前臺接待滿臉尷尬:「溫小姐,請問您,您丈夫是正在拍攝的那位顧先生?」


 


「對。」


 


我壓住胃中翻湧。


 


顧喻言看到我後,松開江露的手。


 


「溫梨,你來了!怎麼遲到了那麼久?」


 


我看了一眼手表。


 


「遇到堵車。十分鍾,夠你們拍攝一套婚紗照嗎?」


 


一旁的江露笑得無辜。


 


「嫂子別介意,我隻是擔心喻言第一次拍婚紗照會緊張,幫他放松放松。」


 


「再說了,我們感情就跟兄弟一樣,拍拍照片,也沒什麼的。」


 


我看向顧喻言。


 


「你呢,你也這麼認為?」


 


顧喻言神色煩躁。


 


「她隻是試試婚紗,幫我緩解一下緊張。你別那麼敏感!」


 


「我說了,她隻是女兄弟。如果我們兩個真要有什麼,也輪不到你了!」


 


我盯著他的眼睛。


 


他在心虛,分明知道我介意什麼。


 


他是故意的,報復我的遲到,發泄不滿,就是想讓我不痛快。


 


沒意思透了。


 


我轉頭看向江露,輕聲道:


 


「裙子髒了,我不要了。」


 


「另外,既然婚紗照都幫我拍好了,那婚也幫我結了吧。

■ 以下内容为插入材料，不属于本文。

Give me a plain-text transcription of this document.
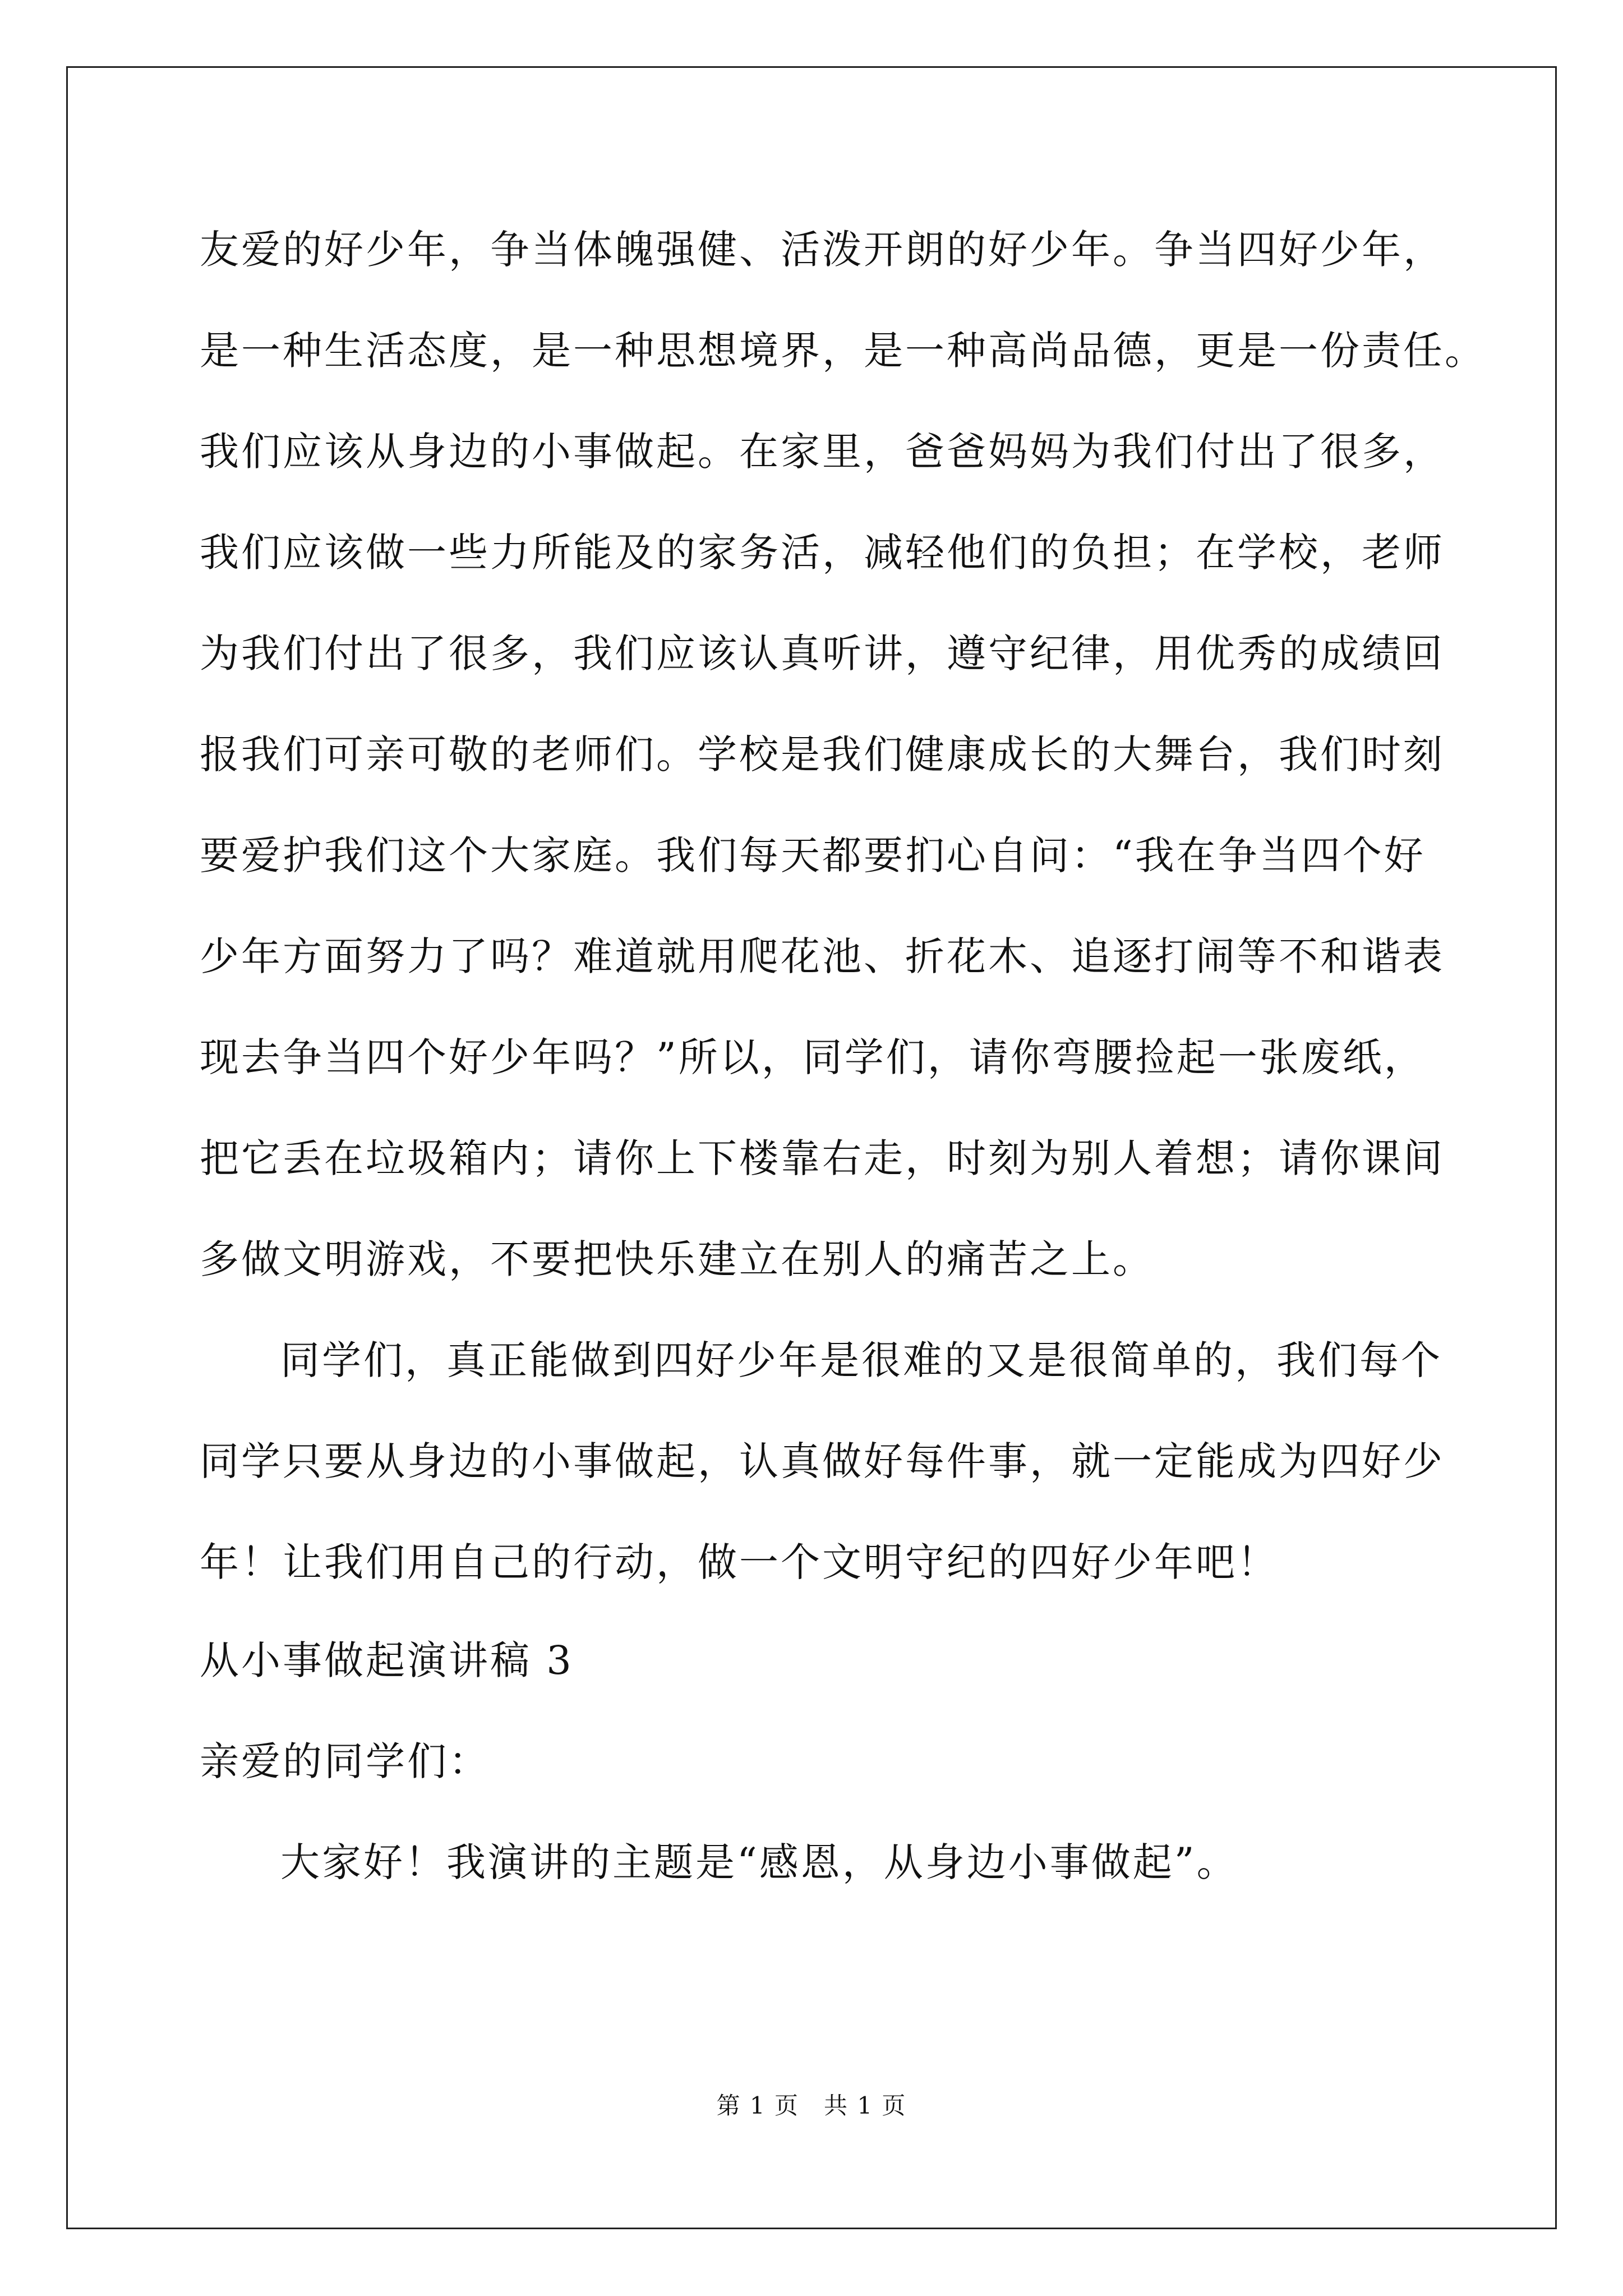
友爱的好少年，争当体魄强健、活泼开朗的好少年。争当四好少年，

是一种生活态度，是一种思想境界，是一种高尚品德，更是一份责任。

我们应该从身边的小事做起。在家里，爸爸妈妈为我们付出了很多，

我们应该做一些力所能及的家务活，减轻他们的负担；在学校，老师

为我们付出了很多，我们应该认真听讲，遵守纪律，用优秀的成绩回

报我们可亲可敬的老师们。学校是我们健康成长的大舞台，我们时刻

要爱护我们这个大家庭。我们每天都要扪心自问：“我在争当四个好

少年方面努力了吗？难道就用爬花池、折花木、追逐打闹等不和谐表

现去争当四个好少年吗？”所以，同学们，请你弯腰捡起一张废纸，

把它丢在垃圾箱内；请你上下楼靠右走，时刻为别人着想；请你课间

多做文明游戏，不要把快乐建立在别人的痛苦之上。

同学们，真正能做到四好少年是很难的又是很简单的，我们每个

同学只要从身边的小事做起，认真做好每件事，就一定能成为四好少

年！让我们用自己的行动，做一个文明守纪的四好少年吧！

从小事做起演讲稿 3

亲爱的同学们：

大家好！我演讲的主题是“感恩，从身边小事做起”。

第 1 页　共 1 页
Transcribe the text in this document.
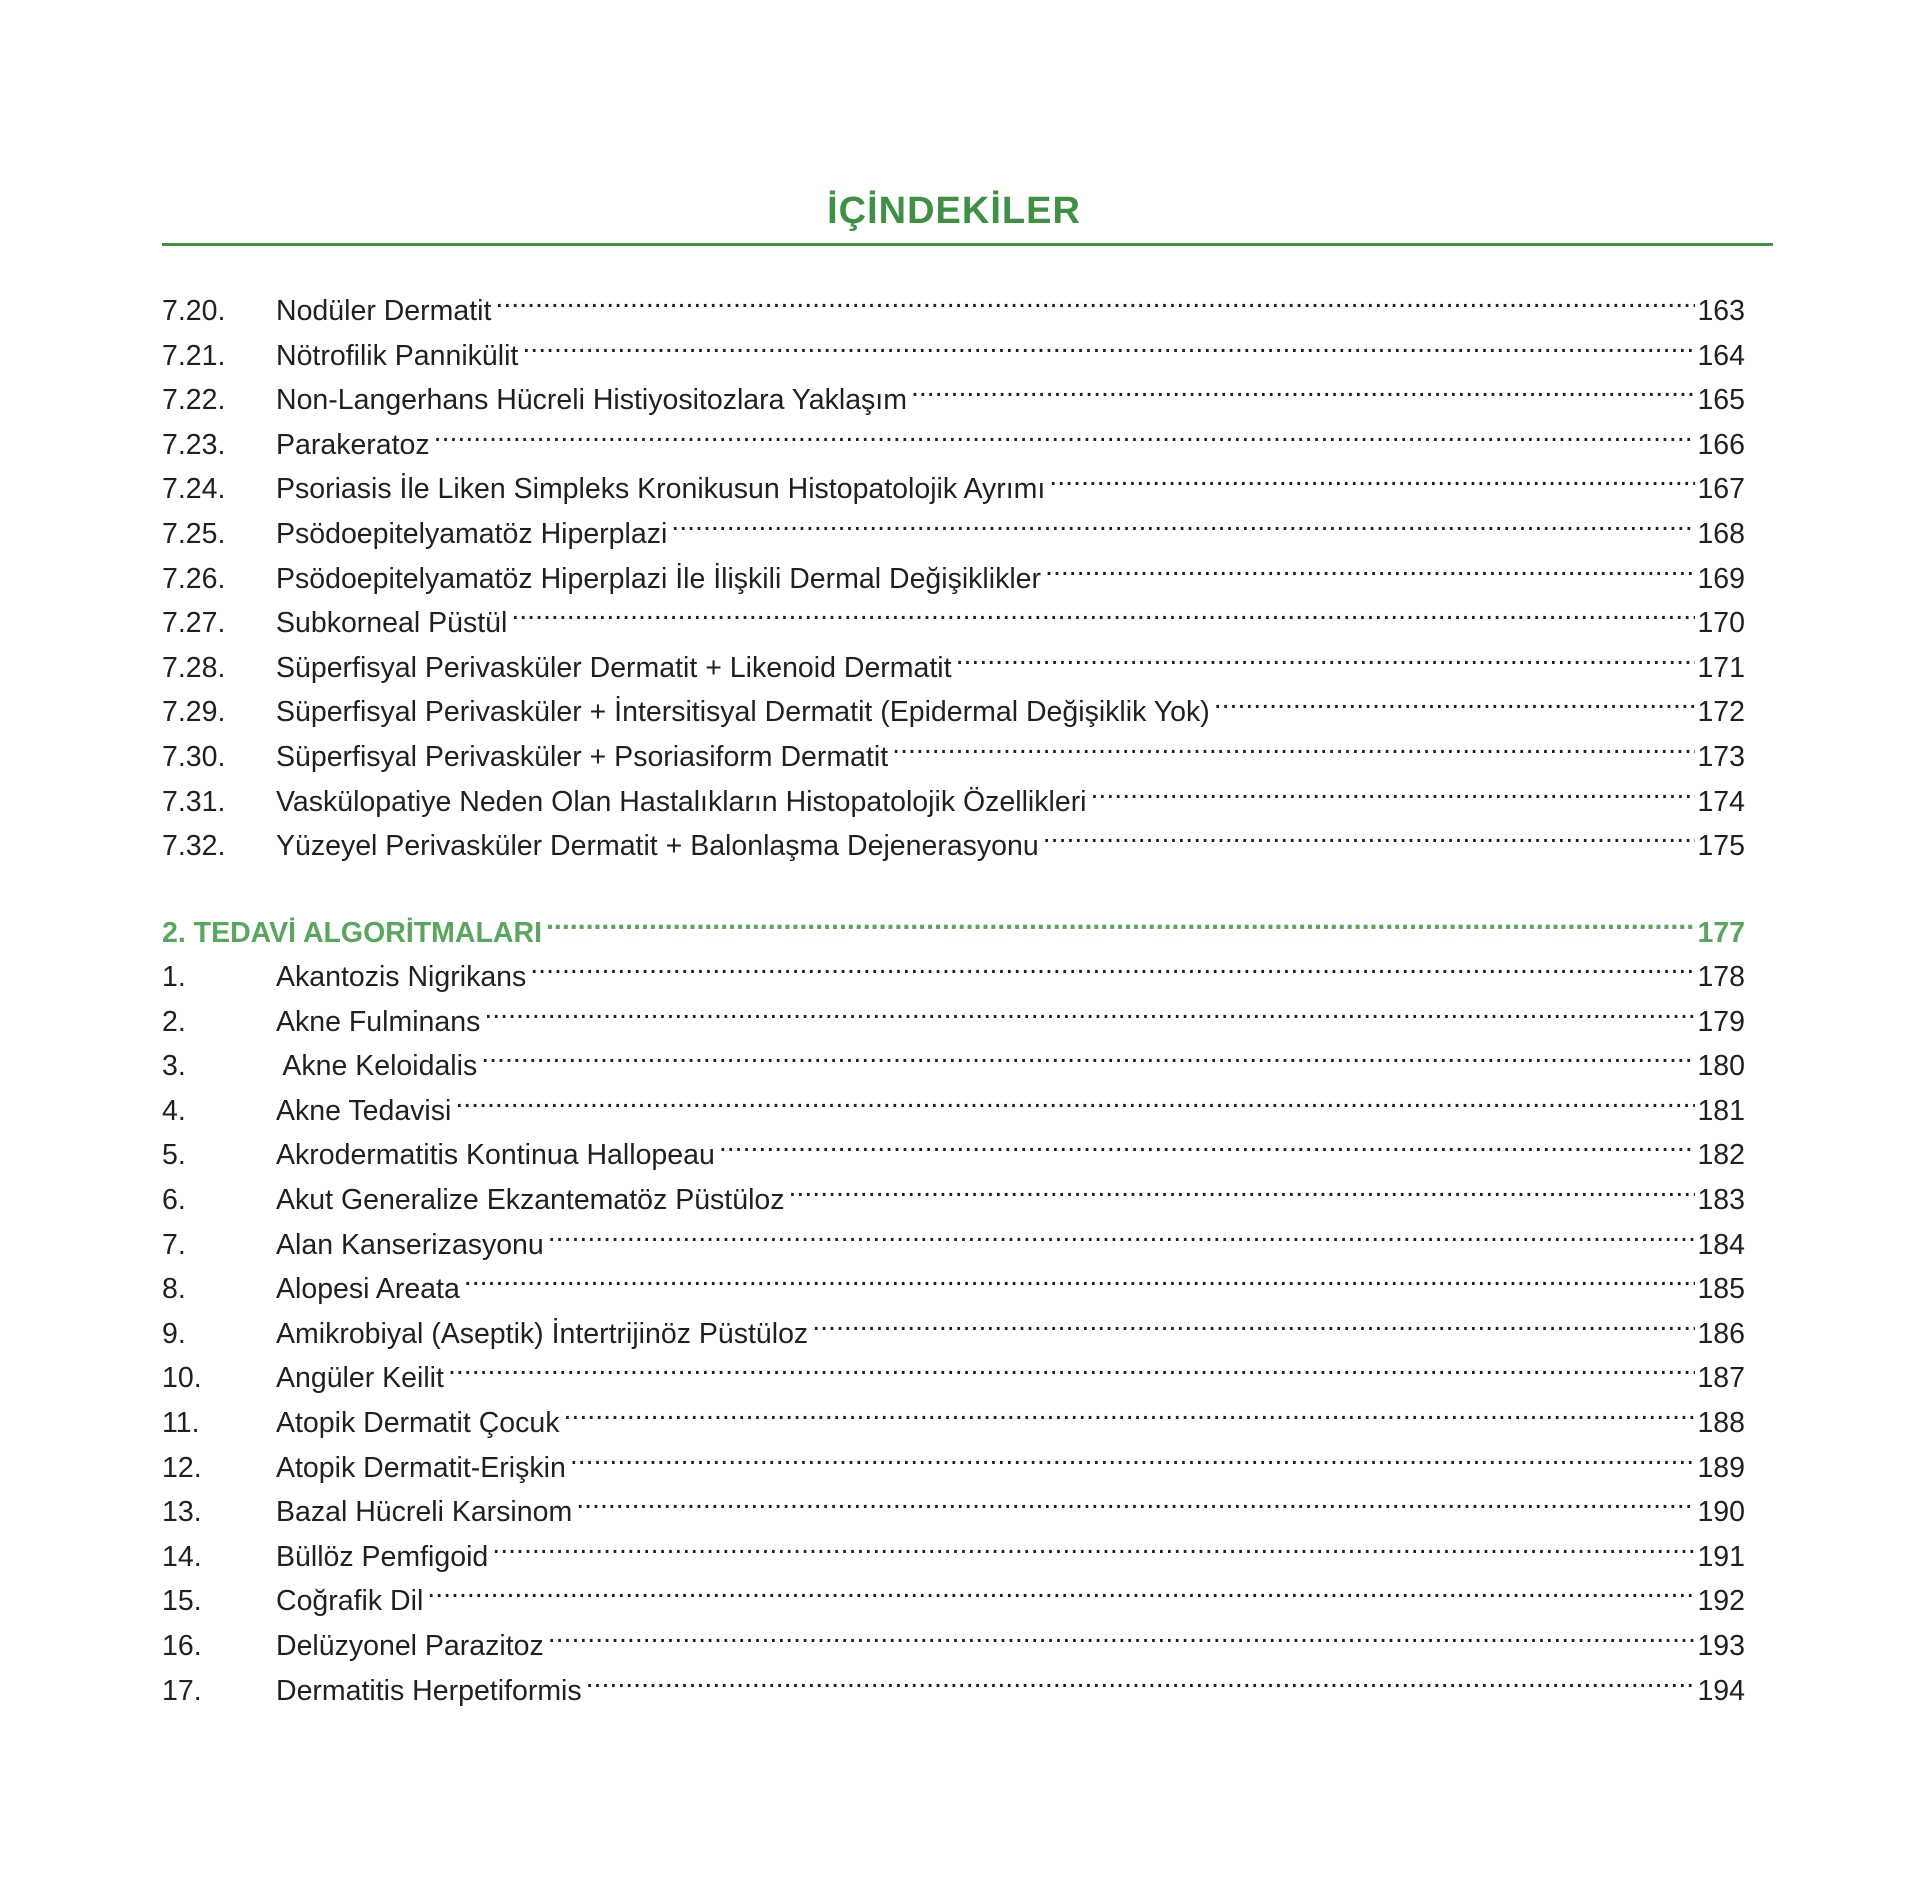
İÇİNDEKİLER
7.20.	Nodüler Dermatit .....	163
7.21.	Nötrofilik Pannikülit .....	164
7.22.	Non-Langerhans Hücreli Histiyositozlara Yaklaşım .....	165
7.23.	Parakeratoz .....	166
7.24.	Psoriasis İle Liken Simpleks Kronikusun Histopatolojik Ayrımı .....	167
7.25.	Psödoepitelyamatöz Hiperplazi .....	168
7.26.	Psödoepitelyamatöz Hiperplazi İle İlişkili Dermal Değişiklikler .....	169
7.27.	Subkorneal Püstül .....	170
7.28.	Süperfisyal Perivasküler Dermatit + Likenoid Dermatit .....	171
7.29.	Süperfisyal Perivasküler + İntersitisyal Dermatit (Epidermal Değişiklik Yok) .....	172
7.30.	Süperfisyal Perivasküler + Psoriasiform Dermatit .....	173
7.31.	Vaskülopatiye Neden Olan Hastalıkların Histopatolojik Özellikleri .....	174
7.32.	Yüzeyel Perivasküler Dermatit + Balonlaşma Dejenerasyonu .....	175
2. TEDAVİ ALGORİTMALARI .....	177
1.	Akantozis Nigrikans .....	178
2.	Akne Fulminans .....	179
3.	Akne Keloidalis .....	180
4.	Akne Tedavisi .....	181
5.	Akrodermatitis Kontinua Hallopeau .....	182
6.	Akut Generalize Ekzantematöz Püstüloz .....	183
7.	Alan Kanserizasyonu .....	184
8.	Alopesi Areata .....	185
9.	Amikrobiyal (Aseptik) İntertrijinöz Püstüloz .....	186
10.	Angüler Keilit .....	187
11.	Atopik Dermatit Çocuk .....	188
12.	Atopik Dermatit-Erişkin .....	189
13.	Bazal Hücreli Karsinom .....	190
14.	Büllöz Pemfigoid .....	191
15.	Coğrafik Dil .....	192
16.	Delüzyonel Parazitoz .....	193
17.	Dermatitis Herpetiformis .....	194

」


 


「你在開什麼玩笑?別鬧脾氣了。」


 


顧喻言無奈,放低身段哄我。


 


「今天是拍婚紗照的日子,我一直都特別期待。你不喜歡江露,我讓她先回去好不好?」


 


我冷眼聽著他的溫言細語,隻有油然而生的惡心和厭惡。


 


戒斷反應,終於結束了。


 


本來想,等拍完婚紗照,就取消婚禮。


 


體面結束,是我對這段感情最大的尊重。


 


現在,我後悔了。


 


對待惡意,我溫梨向來睚眦必報。


 


9


 


江露像個勝利者一樣,離開了。


 


我換了套衣服,匆匆拍完婚紗照。


 


果然,對一件事情或物品去魅的最好方式,是完成和得到。


 


顧喻言輕輕親吻我的額頭,感嘆。


 


「你終於學會體諒我了。不然你的壞脾氣,我真的頭疼。」


 


「婚前暫時先別見面了。我工作變動,最近做交接,會忙一點。」


 


我開口說道。


 


他眼中全是驚喜:「你終於要辭職來顧氏了?」


 


「如果要結婚,當然會不一樣。」


 


我模糊重點。


 


「太好了,有你當我的賢內助,我們會更加親密,公司也會越來越好。」


 


顧喻言相當開心。


 


他一直和顧母一樣,希望我能到顧氏集團工作。


 


我知道他誤會了,但這種誤會,正是我想要的。


 


我會給他一個難忘的婚禮。


 


……


 


分開後,直到婚禮前夕,我們一直沒有見面。


 


工作交接已經完成,我一一和同事們告別。


 


「下次見你,估計就是我的頂頭上司了。」


 


同事擁抱了我。


 


「恭喜你,溫梨。」


 


「這些項目,在你手裡,也一定會越做越好。」


 


我從容祝福。


 


飛機晚上九點起飛。


 


跟同事告別後,我提著行李箱乘車去了機場。


 


等待中,回頭望著即將離開的城市,我思緒萬千。


 


這裡承載著我不堪的過去,記錄著我拼命上爬的軌跡。


 


下次回來,恐怕會大不相同。


 


臨登機前,我心中一動,撥通顧喻言的電話。


 


手機那頭,聲音嘈雜,音樂刺耳。


 


「woooo——單身夜,不醉不歸!」


 


「顧哥,接什麼電話,high 起來啊!」


 


電話很快掛斷了。


 


翻朋友圈時,我才看到顧喻言某個發小發的動態。


 


「多年老友很快要步入婚姻墳墓,祝願他婚後,還能來去如風,自由萬歲!


 


「青梅竹馬,互訴衷腸。玩得起,就得玩大點!」


 


照片模糊,顧喻言醉倒在角落,眼神渙散,江露親密坐在他身旁,親在他臉上。